Complex projects go bad weekly. During the first week of January 2011, these stories made headlines: A light rail project near Detroit is held up by project delays caused by federal environmental requirements; Indonesia’s state banks fail to meet infrastructure loan projects because of project delays due to land acquisition challenges; a regional board of education in New Jersey has to pay $4.6 million to settle claims with a construction company that said high school construction delays were due to project design problems; the agency in charge of infrastructure for the Commonwealth Games charges a contractor with mismanagement leading to multiple project delays.
It’s probable that each of these same projects made headlines as well when they were first starting up. But somewhere along the way the initiatives that began with such promise began to go off the rails, and none of the participants succeeded in stopping the derailments.
How often have you seen the situation where the project plan detailing the various activities is signed off on, the work begins, the schedule goes off track, and the fallout, project delays, and added expense appear to catch management totally by surprise? In each case, an experienced project manager with the right analysis could probably have foreseen the delays long before the problems became irreversible (or public).
What’s needed is some form of analysis to uncover inconsistencies in the schedule, potential risks, budget flaws, and anemic project performance. Armed with this information, decision-makers can then make informed adjustments to their planning as the work progresses.
This type of analysis, however, can be as complex as the projects themselves. Frequently, the data required is maintained in multiple sources — Microsoft Project, Excel, Primavera, XML schemas, or other tools. Often, analysts will perform arduous data imports, and then run the numbers through a hodgepodge of Excel macros to derive some understanding of the health of the overall project. But performing this type of activity on a regular basis can be erratic and time-consuming.
A new kind of data analytics tool is coming to the forefront to assist project planners in understanding the overall state of their project performance. Acumen Fuse, a sophisticated example of this breed of product, provides a library of metrics (and the capability to build custom metrics) that helps users pinpoint problem areas and activities within their plan. These metrics can then be applied to the project as a whole, or to a specific grouping of activities such as those with a common WBS, Location, or Resource assignment. Through additional analyzers such as the “Fuse Logic Analyzer” and “Fuse Forensic Analyzer,” users can check the quality of plan and compare multiple iterations of a schedule to pinpoint modifications.

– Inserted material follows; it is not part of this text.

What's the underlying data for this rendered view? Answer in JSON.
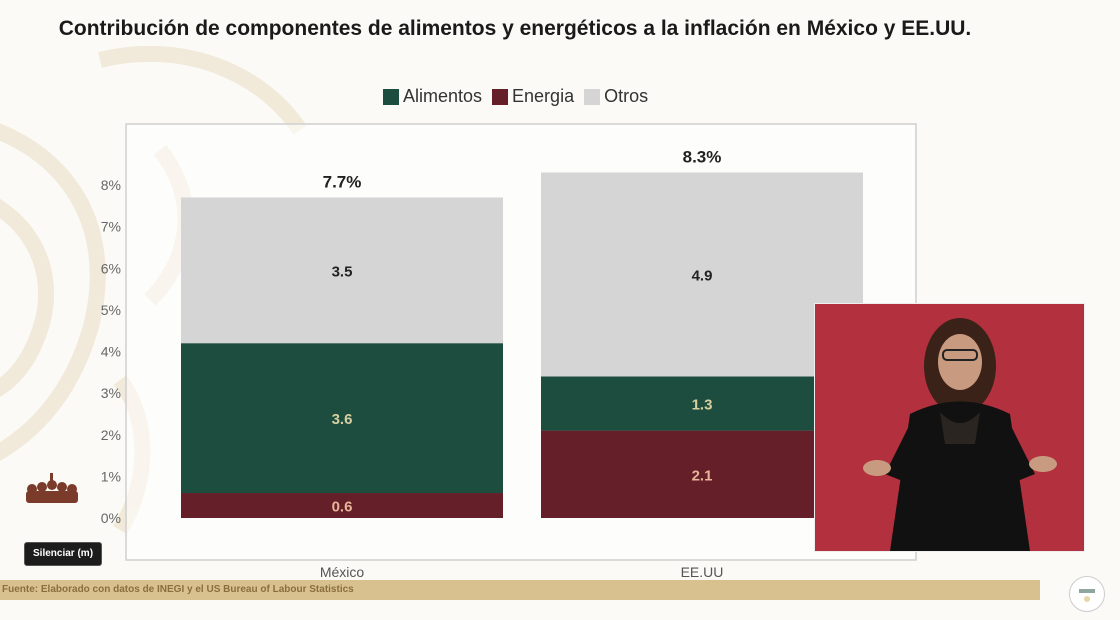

Of course, analysis is only part of the equation. If that information can’t be communicated and understood by non-project management-savvy people, making a case for changing priorities, dates, or budget will be tough. Among standard reports such as heat maps for isolating high priority issues and analyst reports to generate a detailed view of project health, Acumen Fuse also includes an executive briefing that provides a quick-read synopsis of overall project quality.
According to the company, customers are using the product in three main ways: 1) in the planning phase to improve quality and realism of project bids and plans 2) during execution to accurately track performance and accelerate schedules that have slipped and 3) as the project nears completion, in order to perform project forensics to determine the root cause of delays and cost overruns through variance analysis.
Keeping a project on track in many ways is an art; but tracking a project is definitely a science. Applying appropriate analytical tools to project forensics can ultimately help organizations achieve the results they want by catching the vital details before they cause a project derailment.